Package the final site memo with POI version IDs, panel vendor, spend panel vendor, and OD methodology window. When leadership revisits a decision twelve months later, those metadata fields explain why the read differed from a broker deck: without them, teams relitigate anecdotes.

Align incentives: brokers bring relationships, data brings measurement. The stack does not replace brokers; it gives finance a defensible second opinion when rent and capital calls are on the line.
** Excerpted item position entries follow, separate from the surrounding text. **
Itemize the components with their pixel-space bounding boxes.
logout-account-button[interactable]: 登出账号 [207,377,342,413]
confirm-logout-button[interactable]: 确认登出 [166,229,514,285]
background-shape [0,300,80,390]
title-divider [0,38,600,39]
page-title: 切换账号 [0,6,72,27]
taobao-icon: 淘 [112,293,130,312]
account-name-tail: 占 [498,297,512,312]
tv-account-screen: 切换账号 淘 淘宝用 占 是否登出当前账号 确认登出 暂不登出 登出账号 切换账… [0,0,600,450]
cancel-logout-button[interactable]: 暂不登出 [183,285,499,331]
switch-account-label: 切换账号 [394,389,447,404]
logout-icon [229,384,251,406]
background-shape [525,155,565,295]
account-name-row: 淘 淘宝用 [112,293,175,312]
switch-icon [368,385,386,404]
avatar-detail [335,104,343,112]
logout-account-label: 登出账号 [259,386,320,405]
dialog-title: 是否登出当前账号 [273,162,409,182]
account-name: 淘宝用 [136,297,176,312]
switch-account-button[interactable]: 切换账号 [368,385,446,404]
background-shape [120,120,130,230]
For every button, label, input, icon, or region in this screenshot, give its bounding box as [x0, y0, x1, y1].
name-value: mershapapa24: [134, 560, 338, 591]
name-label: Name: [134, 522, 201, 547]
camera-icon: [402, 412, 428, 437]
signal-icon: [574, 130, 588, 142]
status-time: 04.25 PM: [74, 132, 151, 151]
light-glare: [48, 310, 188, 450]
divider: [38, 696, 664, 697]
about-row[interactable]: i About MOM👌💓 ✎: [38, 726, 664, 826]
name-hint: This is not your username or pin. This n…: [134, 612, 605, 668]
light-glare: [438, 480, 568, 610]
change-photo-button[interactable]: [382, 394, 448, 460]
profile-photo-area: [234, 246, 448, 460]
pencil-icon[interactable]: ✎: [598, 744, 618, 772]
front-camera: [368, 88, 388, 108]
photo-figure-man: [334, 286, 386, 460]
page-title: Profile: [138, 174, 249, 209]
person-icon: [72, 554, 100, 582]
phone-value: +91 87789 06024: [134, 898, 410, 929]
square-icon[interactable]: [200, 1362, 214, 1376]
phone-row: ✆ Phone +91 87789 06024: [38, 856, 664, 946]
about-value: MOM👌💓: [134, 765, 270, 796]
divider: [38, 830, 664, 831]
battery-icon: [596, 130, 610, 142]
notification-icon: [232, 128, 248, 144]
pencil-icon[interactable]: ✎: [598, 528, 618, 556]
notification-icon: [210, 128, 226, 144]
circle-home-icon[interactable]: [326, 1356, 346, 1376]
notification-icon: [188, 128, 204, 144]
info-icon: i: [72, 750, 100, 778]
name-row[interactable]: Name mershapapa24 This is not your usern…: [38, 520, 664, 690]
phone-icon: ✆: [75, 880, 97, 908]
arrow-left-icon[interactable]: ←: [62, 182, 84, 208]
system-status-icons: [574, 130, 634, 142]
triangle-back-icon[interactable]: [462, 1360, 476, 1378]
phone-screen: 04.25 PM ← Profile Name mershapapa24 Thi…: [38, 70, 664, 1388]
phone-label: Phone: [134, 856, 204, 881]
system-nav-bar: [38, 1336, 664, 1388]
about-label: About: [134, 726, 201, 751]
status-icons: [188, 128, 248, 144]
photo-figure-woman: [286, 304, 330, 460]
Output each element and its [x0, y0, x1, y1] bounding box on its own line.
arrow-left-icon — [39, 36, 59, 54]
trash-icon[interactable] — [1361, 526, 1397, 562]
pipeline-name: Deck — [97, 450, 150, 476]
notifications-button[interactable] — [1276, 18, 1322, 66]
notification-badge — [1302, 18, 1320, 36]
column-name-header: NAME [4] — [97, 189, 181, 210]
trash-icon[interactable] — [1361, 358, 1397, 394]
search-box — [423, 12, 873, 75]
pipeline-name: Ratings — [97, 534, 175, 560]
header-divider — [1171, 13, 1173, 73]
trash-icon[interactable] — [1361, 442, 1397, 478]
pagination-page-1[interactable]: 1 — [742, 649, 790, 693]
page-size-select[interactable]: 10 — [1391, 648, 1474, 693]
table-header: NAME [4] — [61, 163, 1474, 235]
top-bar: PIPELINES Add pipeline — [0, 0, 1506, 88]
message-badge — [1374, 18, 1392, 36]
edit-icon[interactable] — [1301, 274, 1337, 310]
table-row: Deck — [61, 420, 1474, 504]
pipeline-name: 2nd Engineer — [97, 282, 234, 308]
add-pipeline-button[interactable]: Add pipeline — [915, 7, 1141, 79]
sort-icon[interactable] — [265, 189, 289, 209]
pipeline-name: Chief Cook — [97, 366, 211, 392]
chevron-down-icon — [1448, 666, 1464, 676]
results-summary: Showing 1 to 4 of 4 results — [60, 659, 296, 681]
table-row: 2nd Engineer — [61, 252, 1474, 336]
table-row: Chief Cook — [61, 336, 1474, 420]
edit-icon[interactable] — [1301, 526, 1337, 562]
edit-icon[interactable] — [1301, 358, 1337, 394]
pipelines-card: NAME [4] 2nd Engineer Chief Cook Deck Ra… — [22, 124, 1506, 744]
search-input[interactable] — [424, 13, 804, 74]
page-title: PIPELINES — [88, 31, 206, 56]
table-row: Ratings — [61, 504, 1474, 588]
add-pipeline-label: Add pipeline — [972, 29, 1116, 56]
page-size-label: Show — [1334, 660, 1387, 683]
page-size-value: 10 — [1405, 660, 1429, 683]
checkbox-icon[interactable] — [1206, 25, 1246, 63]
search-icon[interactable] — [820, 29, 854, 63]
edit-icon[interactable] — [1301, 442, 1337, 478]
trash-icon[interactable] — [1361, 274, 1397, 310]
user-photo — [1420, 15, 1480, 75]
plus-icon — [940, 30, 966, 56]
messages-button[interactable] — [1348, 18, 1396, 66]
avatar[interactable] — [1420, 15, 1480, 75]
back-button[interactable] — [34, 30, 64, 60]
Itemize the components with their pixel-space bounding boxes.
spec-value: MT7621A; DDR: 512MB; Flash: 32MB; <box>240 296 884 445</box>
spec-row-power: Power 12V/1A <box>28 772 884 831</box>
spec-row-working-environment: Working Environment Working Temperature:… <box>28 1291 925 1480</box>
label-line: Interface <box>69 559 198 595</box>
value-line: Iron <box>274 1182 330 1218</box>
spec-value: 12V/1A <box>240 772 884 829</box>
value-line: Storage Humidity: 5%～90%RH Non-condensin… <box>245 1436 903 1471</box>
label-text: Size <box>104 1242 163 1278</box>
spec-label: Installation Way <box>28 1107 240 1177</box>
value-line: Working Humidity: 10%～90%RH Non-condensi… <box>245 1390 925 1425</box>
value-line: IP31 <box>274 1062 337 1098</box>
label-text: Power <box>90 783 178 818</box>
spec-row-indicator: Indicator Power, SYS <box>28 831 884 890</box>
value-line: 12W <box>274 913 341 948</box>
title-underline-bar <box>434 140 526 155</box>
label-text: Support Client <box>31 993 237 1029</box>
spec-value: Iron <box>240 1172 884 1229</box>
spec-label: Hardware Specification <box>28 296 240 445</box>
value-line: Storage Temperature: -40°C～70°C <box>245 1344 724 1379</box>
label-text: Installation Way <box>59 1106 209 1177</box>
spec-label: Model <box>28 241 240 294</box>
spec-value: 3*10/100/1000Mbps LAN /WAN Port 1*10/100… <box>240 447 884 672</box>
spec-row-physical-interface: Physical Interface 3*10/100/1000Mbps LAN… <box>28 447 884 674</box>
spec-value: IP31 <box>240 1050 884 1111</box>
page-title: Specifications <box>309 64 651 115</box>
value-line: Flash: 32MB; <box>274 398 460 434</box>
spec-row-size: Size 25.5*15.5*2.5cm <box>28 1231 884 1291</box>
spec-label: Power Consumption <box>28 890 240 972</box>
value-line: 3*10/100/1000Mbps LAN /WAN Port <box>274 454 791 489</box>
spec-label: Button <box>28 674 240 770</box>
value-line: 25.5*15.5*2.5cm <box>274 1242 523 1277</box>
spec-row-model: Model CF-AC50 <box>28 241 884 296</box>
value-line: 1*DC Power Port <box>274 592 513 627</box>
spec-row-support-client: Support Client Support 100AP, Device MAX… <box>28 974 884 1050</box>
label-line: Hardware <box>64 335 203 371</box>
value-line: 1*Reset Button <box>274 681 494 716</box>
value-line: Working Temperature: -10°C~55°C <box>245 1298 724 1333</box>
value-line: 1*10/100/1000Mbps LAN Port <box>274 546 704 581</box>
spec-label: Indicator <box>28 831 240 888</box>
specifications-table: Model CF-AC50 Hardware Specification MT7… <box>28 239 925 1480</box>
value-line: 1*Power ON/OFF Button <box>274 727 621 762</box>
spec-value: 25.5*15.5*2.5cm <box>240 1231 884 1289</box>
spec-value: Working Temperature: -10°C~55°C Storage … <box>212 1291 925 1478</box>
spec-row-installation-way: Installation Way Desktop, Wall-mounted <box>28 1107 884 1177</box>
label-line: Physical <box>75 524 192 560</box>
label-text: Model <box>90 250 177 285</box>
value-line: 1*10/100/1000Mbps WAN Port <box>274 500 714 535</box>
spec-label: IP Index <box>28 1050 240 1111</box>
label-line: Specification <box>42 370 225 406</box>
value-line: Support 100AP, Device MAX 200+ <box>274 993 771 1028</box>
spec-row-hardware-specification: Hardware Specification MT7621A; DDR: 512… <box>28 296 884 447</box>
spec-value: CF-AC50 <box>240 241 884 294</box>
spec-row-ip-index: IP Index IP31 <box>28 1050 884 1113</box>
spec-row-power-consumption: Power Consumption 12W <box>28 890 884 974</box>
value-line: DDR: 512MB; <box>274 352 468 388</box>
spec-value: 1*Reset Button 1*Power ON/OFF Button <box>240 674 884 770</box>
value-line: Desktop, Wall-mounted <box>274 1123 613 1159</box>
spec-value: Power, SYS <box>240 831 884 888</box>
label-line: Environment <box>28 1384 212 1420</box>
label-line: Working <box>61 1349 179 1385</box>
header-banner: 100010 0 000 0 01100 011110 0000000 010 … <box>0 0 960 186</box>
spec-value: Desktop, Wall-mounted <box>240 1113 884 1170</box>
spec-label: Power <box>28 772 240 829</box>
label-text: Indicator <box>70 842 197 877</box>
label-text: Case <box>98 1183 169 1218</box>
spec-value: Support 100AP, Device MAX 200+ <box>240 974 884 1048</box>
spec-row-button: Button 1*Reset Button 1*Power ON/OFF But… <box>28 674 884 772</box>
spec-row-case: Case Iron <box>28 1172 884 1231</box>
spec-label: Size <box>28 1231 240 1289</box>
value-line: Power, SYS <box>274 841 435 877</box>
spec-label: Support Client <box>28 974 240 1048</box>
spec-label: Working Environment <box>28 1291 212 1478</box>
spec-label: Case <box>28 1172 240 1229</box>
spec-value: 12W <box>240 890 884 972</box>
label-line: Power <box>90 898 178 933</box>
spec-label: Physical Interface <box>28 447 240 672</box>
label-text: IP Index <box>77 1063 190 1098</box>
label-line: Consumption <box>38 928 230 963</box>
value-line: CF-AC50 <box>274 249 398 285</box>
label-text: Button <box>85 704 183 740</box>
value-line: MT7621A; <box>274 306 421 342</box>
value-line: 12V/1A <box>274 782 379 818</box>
Frequently Asked Questions

What is the most important data source for retail site selection?
There is no single source. POI quality is the foundation, foot traffic shows behavior, spend panels validate monetization, and origin-destination data explains trade-area draw. The best models combine them and validate against known stores.
Can foot traffic alone predict store revenue?
Not reliably. Foot traffic is a strong behavioral signal, but revenue depends on category fit, basket size, competition, pricing, store operations, and local demand. Spend panels and known-store validation help bridge that gap.
Why do POI polygons matter so much?
A wrong polygon assigns visits to the wrong venue. In malls, mixed-use properties, and dense retail corridors, polygon errors can make a weak site look strong or hide a strong tenant inside a parent property.
How do spend panels and foot traffic disagree?
High traffic with weak spend may indicate lookie-loos, wrong category fit, or panel bias. Weak traffic with strong spend may indicate a destination with a small but high-value customer base. Read both before committing capital.
How often should site-selection models refresh?
Refresh when major market facts change: store openings and closures, road or transit changes, competitor moves, seasonal shifts, tourism changes, or panel methodology updates. Quarterly refreshes are common for active expansion teams. Document the refresh trigger in the committee memo so future teams know why the model was rerun.